À cause d’une sécheresse provoquée par le changement climatique, une ancienne ville engloutie depuis bien longtemps se retrouve dorénavant sur la terre ferme en Irak. Ce fut une occasion inédite pour l’étudier, comme le rapporte l’université de Tuningen, le 30 mai 2022, narrant des fouilles accomplies en collaboration avec l’université de Freiburg et la Kurdistan Archaeology Organization.
En cause, la sécheresse extrême que connaît le sud du pays depuis plusieurs mois. Cela pose un problème pour les cultures agricoles, dont il faut à tout prix éviter qu’elles dépérissent. Pour ce faire, de l’eau a été prélevée — depuis décembre 2021 — dans la plus grande réserve naturelle d’eau du pays, celle de Mossoul. À mesure que le réservoir était vidé, une mystérieuse ville a réapparu peu à peu.
Submergée il y a plusieurs décennies sans jamais avoir été étudiée, cette cité antique date de l’Âge de Bronze. Elle était habitée durant l’Antiquité du Proche-Orient, il y a plus de 3 000 ans.
En Irak, la cité de Zakhiku
Si le site archéologique est aujourd’hui baptisé Kemune, il pourrait correspondre en réalité à la cité antique de Zakhiku. Il s’agissait d’un haut lieu du royaume de Mittani. Recouvrant une bonne partie de la Haute Mésopotamie, le Mittani cohabitait alors avec les Égyptiens et les Hittites. Le lieu a été très peu étudié en raison de sa submersion. Le soudain assèchement du réservoir a déclenché une mission archéologique d’excavations pour « fouiller et documenter » le plus possible la cité avant qu’elle ne soit à nouveau submergée. La fenêtre de tir était serrée.

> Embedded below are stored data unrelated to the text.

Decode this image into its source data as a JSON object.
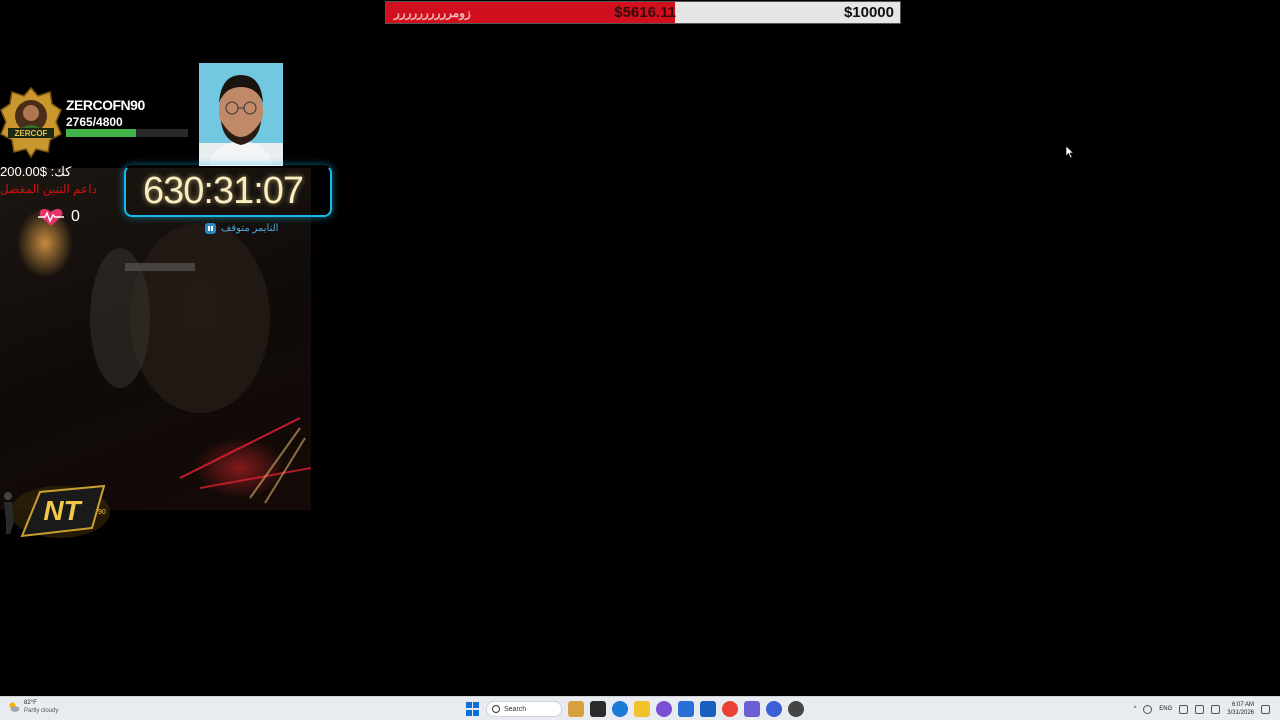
{
  "goal": {
    "name": "زومرررررررررر",
    "current": "$5616.11",
    "target": "$10000",
    "progress_fraction": 0.5616
  },
  "profile": {
    "name": "ZERCOFN90",
    "xp": "2765/4800",
    "xp_fraction": 0.576,
    "badge_text": "ZERCOF"
  },
  "donation": {
    "label": "200.00$ :كك",
    "sublabel": "داعم التنين المفضل",
    "heart_count": "0"
  },
  "timer": {
    "value": "630:31:07",
    "status": "التايمر متوقف"
  },
  "logo": {
    "text": "NT",
    "sub": "90"
  },
  "taskbar": {
    "weather_temp": "82°F",
    "weather_cond": "Partly cloudy",
    "search_placeholder": "Search",
    "lang": "ENG",
    "time": "6:07 AM",
    "date": "3/31/2026"
  },
  "colors": {
    "goal_fill": "#d0101e",
    "xp_fill": "#3fb54a",
    "timer_border": "#1ab8e8",
    "taskbar_bg": "#e8ebef"
  }
}
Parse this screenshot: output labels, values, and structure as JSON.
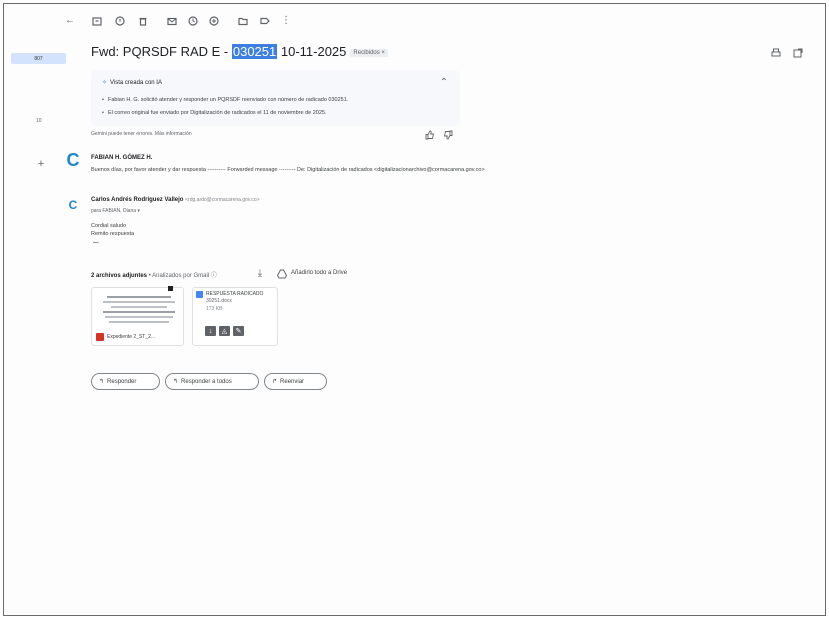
{
  "sidebar": {
    "badge": "807",
    "label": "10"
  },
  "message": {
    "subject_prefix": "Fwd: PQRSDF RAD E - ",
    "subject_highlight": "030251",
    "subject_suffix": " 10-11-2025",
    "label_chip": "Recibidos ×",
    "ai_summary": {
      "title": "Vista creada con IA",
      "bullets": [
        "Fabian H. G. solicitó atender y responder un PQRSDF reenviado con número de radicado 030251.",
        "El correo original fue enviado por Digitalización de radicados el 11 de noviembre de 2025."
      ],
      "disclaimer": "Gemini puede tener errores. Más información"
    }
  },
  "thread": [
    {
      "avatar": "C",
      "sender": "FABIAN H. GÓMEZ H.",
      "preview": "Buenos días, por favor atender y dar respuesta ---------- Forwarded message --------- De: Digitalización de radicados <digitalizacionarchivo@cormacarena.gov.co>"
    },
    {
      "avatar": "C",
      "sender": "Carlos Andrés Rodríguez Vallejo",
      "sender_email": "<rdg.ardo@cormacarena.gov.co>",
      "to_line": "para FABIAN, Diana ▾",
      "body": [
        "Cordial saludo",
        "Remito respuesta",
        "—"
      ]
    }
  ],
  "attachments": {
    "header": "2 archivos adjuntes",
    "scanned": " • Analizados por Gmail ⓘ",
    "add_drive": "Añadirlo todo a Drive",
    "files": [
      {
        "name": "Expediente 2_ST_2...",
        "type": "PDF"
      },
      {
        "name": "RESPUESTA RADICADO",
        "sub": "30251.docx",
        "size": "173 KB"
      }
    ]
  },
  "actions": {
    "reply": "Responder",
    "reply_all": "Responder a todos",
    "forward": "Reenviar"
  },
  "colors": {
    "highlight": "#3d7fe0",
    "avatar": "#1e88c8",
    "sidebar_pill": "#d3e3fd"
  }
}
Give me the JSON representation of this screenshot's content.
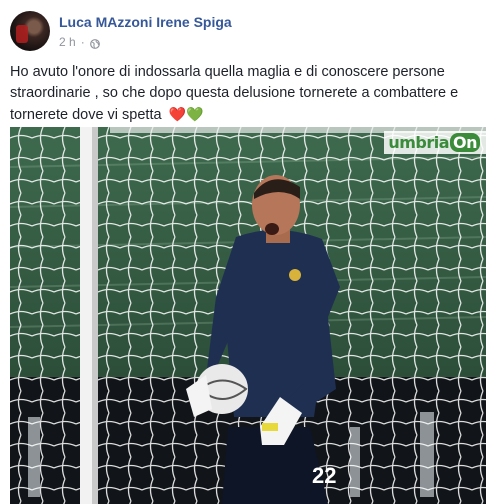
{
  "post": {
    "author": "Luca MAzzoni Irene Spiga",
    "timestamp": "2 h",
    "separator": "·",
    "privacy_icon": "globe-icon",
    "text": "Ho avuto l'onore di indossarla quella maglia e di conoscere persone straordinarie , so che dopo questa delusione tornerete a combattere e tornerete dove vi spetta",
    "emojis": "❤️💚",
    "photo": {
      "watermark": "umbria",
      "watermark_suffix": "On",
      "jersey_number": "22"
    }
  },
  "colors": {
    "link_blue": "#365899",
    "meta_gray": "#90949c",
    "pitch_green": "#2f5a3e",
    "goalkeeper_kit": "#1f2f52"
  }
}
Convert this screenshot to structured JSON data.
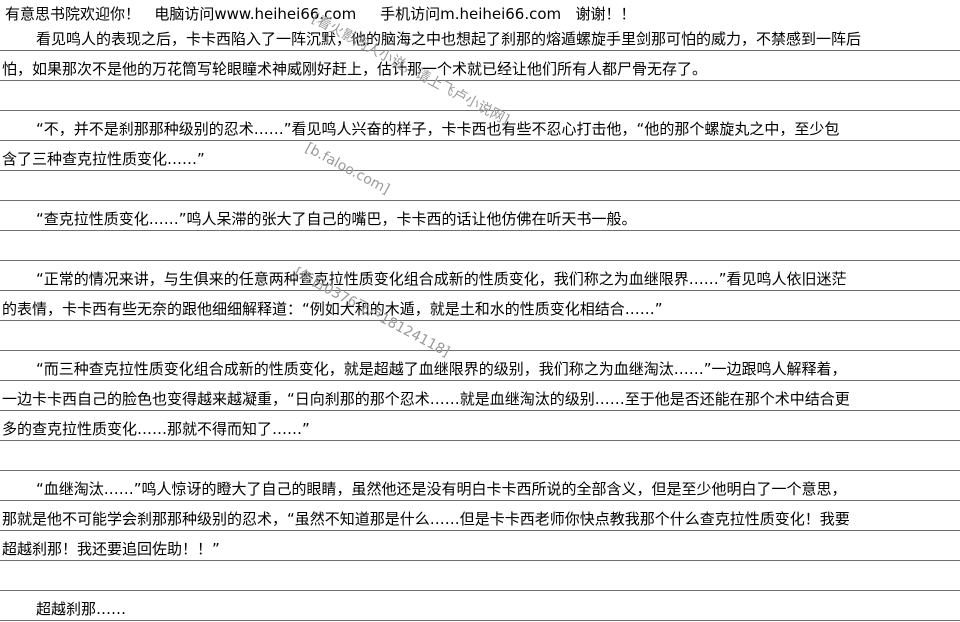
{
  "header": {
    "welcome": "有意思书院欢迎你！",
    "pc_label": "电脑访问www.heihei66.com",
    "mobile_label": "手机访问m.heihei66.com",
    "thanks": "谢谢！！"
  },
  "lines": [
    "看见鸣人的表现之后，卡卡西陷入了一阵沉默，他的脑海之中也想起了刹那的熔遁螺旋手里剑那可怕的威力，不禁感到一阵后",
    "怕，如果那次不是他的万花筒写轮眼瞳术神威刚好赶上，估计那一个术就已经让他们所有人都尸骨无存了。",
    "",
    "“不，并不是刹那那种级别的忍术……”看见鸣人兴奋的样子，卡卡西也有些不忍心打击他，“他的那个螺旋丸之中，至少包",
    "含了三种查克拉性质变化……”",
    "",
    "“查克拉性质变化……”鸣人呆滞的张大了自己的嘴巴，卡卡西的话让他仿佛在听天书一般。",
    "",
    "“正常的情况来讲，与生俱来的任意两种查克拉性质变化组合成新的性质变化，我们称之为血继限界……”看见鸣人依旧迷茫",
    "的表情，卡卡西有些无奈的跟他细细解释道：“例如大和的木遁，就是土和水的性质变化相结合……”",
    "",
    "“而三种查克拉性质变化组合成新的性质变化，就是超越了血继限界的级别，我们称之为血继淘汰……”一边跟鸣人解释着，",
    "一边卡卡西自己的脸色也变得越来越凝重，“日向刹那的那个忍术……就是血继淘汰的级别……至于他是否还能在那个术中结合更",
    "多的查克拉性质变化……那就不得而知了……”",
    "",
    "“血继淘汰……”鸣人惊讶的瞪大了自己的眼睛，虽然他还是没有明白卡卡西所说的全部含义，但是至少他明白了一个意思，",
    "那就是他不可能学会刹那那种级别的忍术，“虽然不知道那是什么……但是卡卡西老师你快点教我那个什么查克拉性质变化！我要",
    "超越刹那！我还要追回佐助！！”",
    "",
    "超越刹那……"
  ],
  "watermarks": {
    "wm1": "[看火影同人小说，请上飞卢小说网]",
    "wm2": "[b.faloo.com]",
    "wm3": "[每日0376飞卢18124118]"
  }
}
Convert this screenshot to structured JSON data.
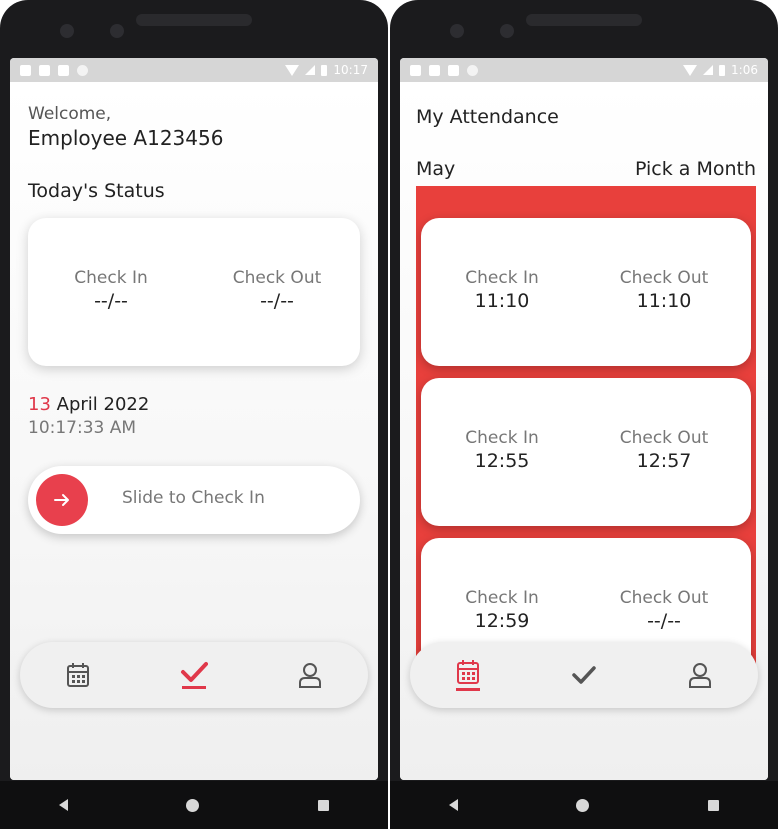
{
  "left": {
    "status_time": "10:17",
    "welcome": "Welcome,",
    "employee": "Employee A123456",
    "section_title": "Today's Status",
    "status_card": {
      "check_in_label": "Check In",
      "check_in_value": "--/--",
      "check_out_label": "Check Out",
      "check_out_value": "--/--"
    },
    "date_day": "13",
    "date_rest": "April 2022",
    "time": "10:17:33 AM",
    "slider_text": "Slide to Check In",
    "slider_icon": "arrow-right-icon",
    "active_tab": "check"
  },
  "right": {
    "status_time": "1:06",
    "title": "My Attendance",
    "month": "May",
    "pick_month": "Pick a Month",
    "records": [
      {
        "check_in_label": "Check In",
        "check_in": "11:10",
        "check_out_label": "Check Out",
        "check_out": "11:10"
      },
      {
        "check_in_label": "Check In",
        "check_in": "12:55",
        "check_out_label": "Check Out",
        "check_out": "12:57"
      },
      {
        "check_in_label": "Check In",
        "check_in": "12:59",
        "check_out_label": "Check Out",
        "check_out": "--/--"
      }
    ],
    "active_tab": "calendar"
  },
  "colors": {
    "accent": "#e0384a",
    "panel_red": "#e8403c",
    "inactive_icon": "#555555"
  }
}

Les archéologues ont réussi, en quelques jours seulement, à cartographier la majeure partie ville. Ils ont retrouvé le palais central, qui était déjà connu, et de nouveaux bâtiments jamais repérés auparavant : une fortification massive avec un mur et des tours, un bâtiment de stockage monumental à plusieurs étages, ainsi qu’un ensemble de bâtisses formant un complexe industriel.
Les murs grimpant à plusieurs mètres sont dans un état de conservation décrit comme « stupéfiant » par les archéologues. Pourtant, ils sont en briques de boue séchée tout en ayant été engloutie par les eaux : il ne devrait pas en rester grand-chose. L’explication est à trouver en 1350 avant notre ère. Autour de cette date, la cité a été détruite par un tremblement de terre. Les bâtiments ont été ensevelis… et donc protégés.
Maintenant que les bâtiments ont été excavés, les équipes ont placé de grandes bâches en plastique, hermétiques, elles-mêmes recouvertes d’un remblai de gravier, afin de préserver les ruines de la prochaine submersion. Et à cette date, justement, le site est à nouveau sous les eaux dans son entièreté.
Ce que la cité pourrait nous apprendre sur le Mittani
Parmi les trouvailles, le fameux bâtiment de stockage sur plusieurs étages est déterminant pour la compréhension archéologique de la cité de Zakhiku. « L’énorme bâtiment de stockage revêt une importance particulière, car d’énormes quantités de marchandises ont dû y être stockées, probablement apportées de toute la région », écrit Ivana Puljiz, qui a participé à ces excavations. Cela permet de confirmer l’importance centrale de cette ville dans le royaume de Mittani.
Durant les excavations, les archéologues ont aussi découvert cinq récipients en céramique contenant une centaine de tablettes à l’écriture cunéiforme (système de communication écrite du Proche-Orient ancien). Une bonne partie de ces archives sont encore dans leurs enveloppes d’argile. « C’est presque un miracle que des tablettes cunéiformes faites d’argile non cuite aient survécu à tant de décennies sous l’eau », se réjouit l’un des archéologues, Peter Pfälzner, sur le site de l’université.
Parmi ces tablettes, on trouve notamment des lettres, dont le décodage permettra de mieux comprendre le rôle de la ville ainsi que sa chute — lorsque le royaume d’Assyrie a étendu sa domination à cette région.